“Commenti&Analisi” Se cadono i totem – di R.Napoletano

08/05/2003




              Giovedí 08 Maggio 2003
              Commenti
              Se cadono i totem
              di ROBERTO NAPOLETANO

              La sinistra italiana ha impiegato quasi due anni per scoprire che l’articolo 18 non è lo spartiacque tra civiltà e barbarie, non è quel totem dei diritti fondamentali e inalienabili della persona che si era voluto far credere. Opposizione antagonista e cofferatiani, più di tutti, avevano indicato l’articolo 18 come l’unico baluardo contro l’africanizzazione del mercato del lavoro in Italia. Molti di loro oggi, sembra di capire, si affannano a ricordare che non si tratta di un diritto ma di una tutela: una norma che non esiste in nessun altro Paese d’Europa e che potrebbe avere effetti dirompenti se estesa al mondo delle piccole imprese come vorrebbero Bertinotti e i promotori del referendum.
              La firma separata del contratto dei metalmeccanici avvenuta ieri sembra, purtroppo, risentire di analoghe considerazioni di carattere ideologico da parte di una componente ben precisa del sindacato.

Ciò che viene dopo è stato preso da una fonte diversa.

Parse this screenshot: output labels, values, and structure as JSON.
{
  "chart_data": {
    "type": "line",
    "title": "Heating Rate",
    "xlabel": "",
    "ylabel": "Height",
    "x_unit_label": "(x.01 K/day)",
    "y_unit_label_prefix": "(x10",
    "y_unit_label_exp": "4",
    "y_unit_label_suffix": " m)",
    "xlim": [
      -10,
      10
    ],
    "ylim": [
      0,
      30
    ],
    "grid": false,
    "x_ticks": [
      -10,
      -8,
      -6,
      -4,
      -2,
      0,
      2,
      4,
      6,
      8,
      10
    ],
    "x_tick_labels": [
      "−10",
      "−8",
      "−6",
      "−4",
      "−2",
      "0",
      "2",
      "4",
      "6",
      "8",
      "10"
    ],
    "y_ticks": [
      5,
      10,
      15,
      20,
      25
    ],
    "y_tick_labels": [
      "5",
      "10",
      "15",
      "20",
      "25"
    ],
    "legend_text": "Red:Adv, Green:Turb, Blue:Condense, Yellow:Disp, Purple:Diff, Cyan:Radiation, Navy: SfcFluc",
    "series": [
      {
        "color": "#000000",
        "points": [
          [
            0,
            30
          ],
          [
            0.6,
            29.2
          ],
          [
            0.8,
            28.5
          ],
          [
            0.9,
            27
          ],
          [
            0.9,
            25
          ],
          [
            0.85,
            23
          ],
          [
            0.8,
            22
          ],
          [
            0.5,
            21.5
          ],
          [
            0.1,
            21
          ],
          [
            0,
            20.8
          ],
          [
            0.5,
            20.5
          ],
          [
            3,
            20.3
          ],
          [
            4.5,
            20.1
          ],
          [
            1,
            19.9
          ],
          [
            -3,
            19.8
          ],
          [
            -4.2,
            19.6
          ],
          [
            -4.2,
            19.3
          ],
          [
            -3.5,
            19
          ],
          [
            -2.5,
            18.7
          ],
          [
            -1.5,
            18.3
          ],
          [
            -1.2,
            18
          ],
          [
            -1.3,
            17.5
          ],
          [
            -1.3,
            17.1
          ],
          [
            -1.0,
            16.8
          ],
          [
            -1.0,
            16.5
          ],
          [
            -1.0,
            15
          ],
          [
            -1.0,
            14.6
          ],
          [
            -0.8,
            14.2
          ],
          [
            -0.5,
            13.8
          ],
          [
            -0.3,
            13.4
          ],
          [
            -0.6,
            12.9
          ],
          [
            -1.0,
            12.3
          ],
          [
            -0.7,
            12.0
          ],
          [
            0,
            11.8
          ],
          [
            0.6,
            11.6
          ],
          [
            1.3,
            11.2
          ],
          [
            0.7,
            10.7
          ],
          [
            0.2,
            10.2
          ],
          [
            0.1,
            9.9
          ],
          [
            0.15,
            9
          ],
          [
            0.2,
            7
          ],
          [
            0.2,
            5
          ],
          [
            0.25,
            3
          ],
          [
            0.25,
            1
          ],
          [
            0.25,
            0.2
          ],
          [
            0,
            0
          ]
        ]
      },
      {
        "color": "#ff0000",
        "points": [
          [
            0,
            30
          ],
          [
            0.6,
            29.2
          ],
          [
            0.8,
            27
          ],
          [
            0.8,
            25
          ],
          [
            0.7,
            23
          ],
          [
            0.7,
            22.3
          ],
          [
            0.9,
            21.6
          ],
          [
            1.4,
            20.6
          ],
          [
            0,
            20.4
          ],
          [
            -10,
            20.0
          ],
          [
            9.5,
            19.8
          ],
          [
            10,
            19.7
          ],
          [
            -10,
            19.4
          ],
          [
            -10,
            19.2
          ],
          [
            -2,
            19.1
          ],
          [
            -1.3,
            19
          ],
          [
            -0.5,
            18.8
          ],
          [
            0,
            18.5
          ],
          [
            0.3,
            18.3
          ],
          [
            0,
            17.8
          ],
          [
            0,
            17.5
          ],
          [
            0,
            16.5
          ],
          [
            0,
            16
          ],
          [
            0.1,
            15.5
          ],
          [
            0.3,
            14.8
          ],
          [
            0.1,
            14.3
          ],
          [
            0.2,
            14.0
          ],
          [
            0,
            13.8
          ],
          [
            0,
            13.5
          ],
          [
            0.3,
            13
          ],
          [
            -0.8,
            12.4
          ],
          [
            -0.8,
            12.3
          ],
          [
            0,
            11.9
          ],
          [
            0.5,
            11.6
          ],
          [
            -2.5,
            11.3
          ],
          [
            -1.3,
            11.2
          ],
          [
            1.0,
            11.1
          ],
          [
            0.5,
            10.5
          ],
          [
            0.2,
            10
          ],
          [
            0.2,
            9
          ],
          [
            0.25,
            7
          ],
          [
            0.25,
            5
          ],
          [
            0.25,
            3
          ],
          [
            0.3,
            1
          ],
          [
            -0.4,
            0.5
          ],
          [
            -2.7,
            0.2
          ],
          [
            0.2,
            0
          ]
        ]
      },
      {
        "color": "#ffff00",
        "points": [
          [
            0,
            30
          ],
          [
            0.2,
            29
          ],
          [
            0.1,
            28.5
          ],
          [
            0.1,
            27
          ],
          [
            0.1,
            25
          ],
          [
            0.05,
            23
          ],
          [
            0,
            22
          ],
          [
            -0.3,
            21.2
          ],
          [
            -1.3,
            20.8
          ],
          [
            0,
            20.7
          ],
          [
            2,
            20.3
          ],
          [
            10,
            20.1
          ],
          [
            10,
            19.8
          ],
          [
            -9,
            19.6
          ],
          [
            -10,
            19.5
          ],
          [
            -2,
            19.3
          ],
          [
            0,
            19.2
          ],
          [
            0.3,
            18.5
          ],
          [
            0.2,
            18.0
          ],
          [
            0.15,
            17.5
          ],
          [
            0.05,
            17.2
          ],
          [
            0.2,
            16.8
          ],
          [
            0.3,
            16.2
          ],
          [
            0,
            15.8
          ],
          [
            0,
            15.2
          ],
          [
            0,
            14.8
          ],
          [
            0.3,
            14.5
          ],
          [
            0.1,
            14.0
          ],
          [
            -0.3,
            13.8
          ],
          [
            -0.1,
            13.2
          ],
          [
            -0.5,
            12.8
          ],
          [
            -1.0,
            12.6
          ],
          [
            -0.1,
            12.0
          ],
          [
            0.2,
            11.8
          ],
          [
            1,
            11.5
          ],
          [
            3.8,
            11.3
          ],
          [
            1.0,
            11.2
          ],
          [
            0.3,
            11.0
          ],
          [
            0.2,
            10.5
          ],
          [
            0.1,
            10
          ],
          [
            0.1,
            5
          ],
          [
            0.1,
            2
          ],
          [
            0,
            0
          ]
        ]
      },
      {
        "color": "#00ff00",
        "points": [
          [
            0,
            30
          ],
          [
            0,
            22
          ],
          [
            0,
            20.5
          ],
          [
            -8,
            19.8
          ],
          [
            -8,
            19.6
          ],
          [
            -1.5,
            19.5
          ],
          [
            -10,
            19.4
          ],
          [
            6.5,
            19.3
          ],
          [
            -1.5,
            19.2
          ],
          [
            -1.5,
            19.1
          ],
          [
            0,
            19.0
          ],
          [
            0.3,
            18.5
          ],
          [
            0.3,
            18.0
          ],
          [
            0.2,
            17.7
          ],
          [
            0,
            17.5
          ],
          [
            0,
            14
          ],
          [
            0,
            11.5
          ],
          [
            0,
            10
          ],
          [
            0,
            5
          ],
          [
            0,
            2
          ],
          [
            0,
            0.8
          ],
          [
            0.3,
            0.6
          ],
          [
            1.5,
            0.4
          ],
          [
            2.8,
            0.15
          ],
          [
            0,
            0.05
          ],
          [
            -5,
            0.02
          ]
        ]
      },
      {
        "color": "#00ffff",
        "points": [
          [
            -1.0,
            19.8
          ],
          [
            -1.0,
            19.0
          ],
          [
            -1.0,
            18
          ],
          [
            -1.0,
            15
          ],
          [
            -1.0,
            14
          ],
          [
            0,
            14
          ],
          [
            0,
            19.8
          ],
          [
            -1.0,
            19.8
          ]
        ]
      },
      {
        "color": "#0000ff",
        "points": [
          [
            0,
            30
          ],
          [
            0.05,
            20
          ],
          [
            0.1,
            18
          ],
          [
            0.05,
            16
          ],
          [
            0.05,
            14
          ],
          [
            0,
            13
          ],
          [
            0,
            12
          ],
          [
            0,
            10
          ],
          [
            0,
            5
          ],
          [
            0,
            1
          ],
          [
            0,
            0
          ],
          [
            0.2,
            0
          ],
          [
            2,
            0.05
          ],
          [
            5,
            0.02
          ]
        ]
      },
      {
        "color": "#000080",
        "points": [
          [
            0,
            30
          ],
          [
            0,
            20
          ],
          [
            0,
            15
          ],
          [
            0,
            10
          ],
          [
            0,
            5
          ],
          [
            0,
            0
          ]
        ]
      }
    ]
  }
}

              Sul pregiudizio a trattare della Fiom non hanno, certo, pesato gli interessi dei lavoratori quanto piuttosto gli interessi politici del "partito per il lavoro" che mette insieme un arcipelago composto da Comunisti, Verdi, Aprile e associazionismi vari riuniti ancora una volta sotto le bandiere di un sindacato che prova a fare politica.
              Dispiace che il successore di Cofferati alla guida della Cgil, Guglielmo Epifani, schierando per il sì al referendum sull’articolo 18 il suo sindacato, dimostri di contraddire alla prova dei fatti quello che era stato percepito da molti come il suo vero manifesto programmatico: dobbiamo smettere di fare politica, dobbiamo ritornare a fare sindacato. Il rischio che il no della Fiom al contratto dei metalmeccanici porti in dote alla Cgil di domani quel patrimonio di lacerazioni che il referendum bertinottiano consegna oggi alla sinistra per i "separatismi ideologici" del passato c’è tutto.
              Se per una volta l’anima riformista che ha avuto il coraggio di deporre l’armamentario ideologico del recente passato riuscirà a capitalizzare davvero la vasta area di consenso manifestatasi nel Paese sul doppio no al referendum sull’articolo 18, vorrà dire che anche in Italia si potranno finalmente affrontare in una logica bipartisan (scontro sulla giustizia permettendo) le sfide vere per guadagnare competitività e creare lavoro duraturo. Il riformismo si nutre di atti concreti, non di posizionamenti tattici. Gli ideologismi possono, forse, consentire a una forza politica di opposizione di guadagnare qualche effimero vantaggio elettorale, ma non legittimano come alternativa futura di governo. E, cosa ancora più grave, non permettono di superare quelle curve strette dalle quali dipendono la ricchezza o l’impoverimento di un Paese.